Now, I will standardize the data and get eigenvalues for each variable, which will tell me the importance of each component.
library(FactoMineR)
components <- PCA(mydata_PCA,
scale.unit = TRUE,
graph = FALSE)
library(factoextra)
## Loading required package: ggplot2
##
## Attaching package: 'ggplot2'
## The following objects are masked from 'package:psych':
##
## %+%, alpha
## Welcome! Want to learn more? See two factoextra-related books at https://goo.gl/ve3WBa
get_eigenvalue(components)
## eigenvalue variance.percent cumulative.variance.percent
## Dim.1 1.8928531 31.547551 31.54755
## Dim.2 1.2829543 21.382571 52.93012
## Dim.3 0.8652761 14.421268 67.35139
## Dim.4 0.8193070 13.655116 81.00651
## Dim.5 0.6628751 11.047919 92.05443
## Dim.6 0.4767344 7.945574 100.00000
library(factoextra)
fviz_eig (components,
choice = "eigenvalue",
main = "Scree plot",
ylab = "Eigenvalue",
xlab = "Principal component",
addlabels = TRUE)
From the Scree plot, it is visible that the break is at 0.9, which means that one less component should be taken (based on Elbow rule).

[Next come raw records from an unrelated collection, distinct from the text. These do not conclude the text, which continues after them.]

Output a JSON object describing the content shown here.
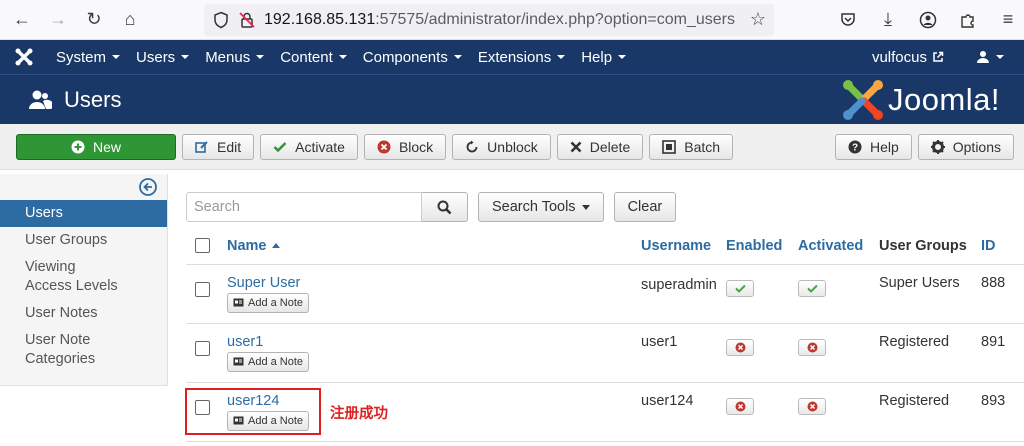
{
  "browser": {
    "url_host": "192.168.85.131",
    "url_rest": ":57575/administrator/index.php?option=com_users"
  },
  "topnav": {
    "menus": [
      "System",
      "Users",
      "Menus",
      "Content",
      "Components",
      "Extensions",
      "Help"
    ],
    "site_name": "vulfocus"
  },
  "titlebar": {
    "title": "Users",
    "logo_text": "Joomla!"
  },
  "toolbar": {
    "new": "New",
    "edit": "Edit",
    "activate": "Activate",
    "block": "Block",
    "unblock": "Unblock",
    "delete": "Delete",
    "batch": "Batch",
    "help": "Help",
    "options": "Options"
  },
  "sidebar": {
    "items": [
      "Users",
      "User Groups",
      "Viewing Access Levels",
      "User Notes",
      "User Note Categories"
    ],
    "active": "Users"
  },
  "filters": {
    "search_placeholder": "Search",
    "search_tools": "Search Tools",
    "clear": "Clear"
  },
  "table": {
    "headers": {
      "name": "Name",
      "username": "Username",
      "enabled": "Enabled",
      "activated": "Activated",
      "groups": "User Groups",
      "id": "ID"
    },
    "rows": [
      {
        "name": "Super User",
        "username": "superadmin",
        "enabled": true,
        "activated": true,
        "groups": "Super Users",
        "id": "888",
        "note": "Add a Note"
      },
      {
        "name": "user1",
        "username": "user1",
        "enabled": false,
        "activated": false,
        "groups": "Registered",
        "id": "891",
        "note": "Add a Note"
      },
      {
        "name": "user124",
        "username": "user124",
        "enabled": false,
        "activated": false,
        "groups": "Registered",
        "id": "893",
        "note": "Add a Note"
      }
    ]
  },
  "annotation": {
    "text": "注册成功",
    "color": "#e02020"
  },
  "colors": {
    "nav": "#1a3867",
    "link": "#2d6ca2",
    "new_button": "#2f9635"
  }
}
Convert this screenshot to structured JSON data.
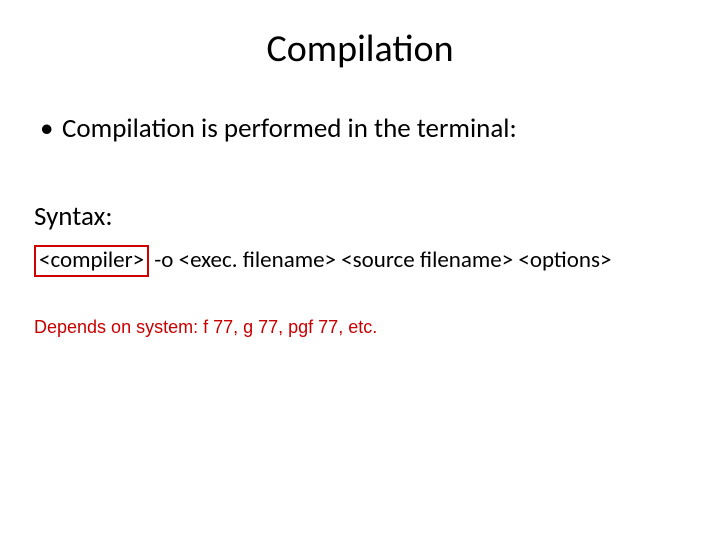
{
  "title": "Compilation",
  "bullet1": "Compilation is performed in the terminal:",
  "syntaxLabel": "Syntax:",
  "syntax": {
    "compiler": "<compiler>",
    "rest": " -o <exec. filename> <source filename> <options>"
  },
  "depends": "Depends on system: f 77, g 77, pgf 77, etc."
}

In this case it’s 2, as previously found by following Kaiser’s rule.
Now, I will also check how many components should be retained with parallel analysis.
library(psych)
fa.parallel(mydata_PCA,
sim = FALSE,
fa = "pc")
## Parallel analysis suggests that the number of factors = NA and the number of components = 2
Again, the answer is 2, because λempirical>λtheoretical only in first 2 components.
Now, I will perform the principal component analysis, and put in number of components that I found (2).
library(FactoMineR)
components <- PCA(mydata_PCA,
ncp = 2,
scale.unit = TRUE,
graph = FALSE)
components
## **Results for the Principal Component Analysis (PCA)**
## The analysis was performed on 150 individuals, described by 6 variables
## *The results are available in the following objects:
##
## name description
## 1 "$eig" "eigenvalues"
## 2 "$var" "results for the variables"
## 3 "$var$coord" "coord. for the variables"
## 4 "$var$cor" "correlations variables - dimensions"
## 5 "$var$cos2" "cos2 for the variables"
## 6 "$var$contrib" "contributions of the variables"
## 7 "$ind" "results for the individuals"
## 8 "$ind$coord" "coord. for the individuals"
## 9 "$ind$cos2" "cos2 for the individuals"
## 10 "$ind$contrib" "contributions of the individuals"
## 11 "$call" "summary statistics"
## 12 "$call$centre" "mean of the variables"
## 13 "$call$ecart.type" "standard error of the variables"
## 14 "$call$row.w" "weights for the individuals"
## 15 "$call$col.w" "weights for the variables"
components$var$cor
## Dim.1 Dim.2
## TReading 0.37661145 0.5728243
## Reading 0.02134114 0.7564329
## TListening 0.72332496 0.1267760
## Listening 0.60510406 0.2821772
## Activity 0.61530888 -0.3955668
## Participation 0.69469887 -0.3612016
Dimension 1 has positive correlation with all 6 variables, meaning that it represents inclination to usage of any type of learning.
Moreover, from those loadings, few different things can be found out, like relationships between variables and components, calculate variance of each component, or calculate how much info is lost, by calculating and using coefficient of determination. For example, linear relationship between Listening and PC1 is positive and moderately strong.
components$var$contrib
## Dim.1 Dim.2
## TReading 7.49324861 25.575942
## Reading 0.02406127 44.599468
## TListening 27.64076062 1.252746
## Listening 19.34386358 6.206299
## Activity 20.00181756 12.196311
## Participation 25.49624836 10.169234
fviz_pca_var(components, repel = TRUE)
fviz_pca_biplot(components, repel = TRUE)
I used PC analysis and given all the tests and results, I can conclude that the variables can be summarized into two components:
PC1 represents active learning technique, which includes Activity, Participation and contains 31.5% of information.
PC2 represents passive learning technique, which includes Reading, TReading, Listening, TListening and contains 21.4% of information.
Together, they explain 53% of the variance showing how students’ evaluation of study preferences can be summarized, based on passive and active learning.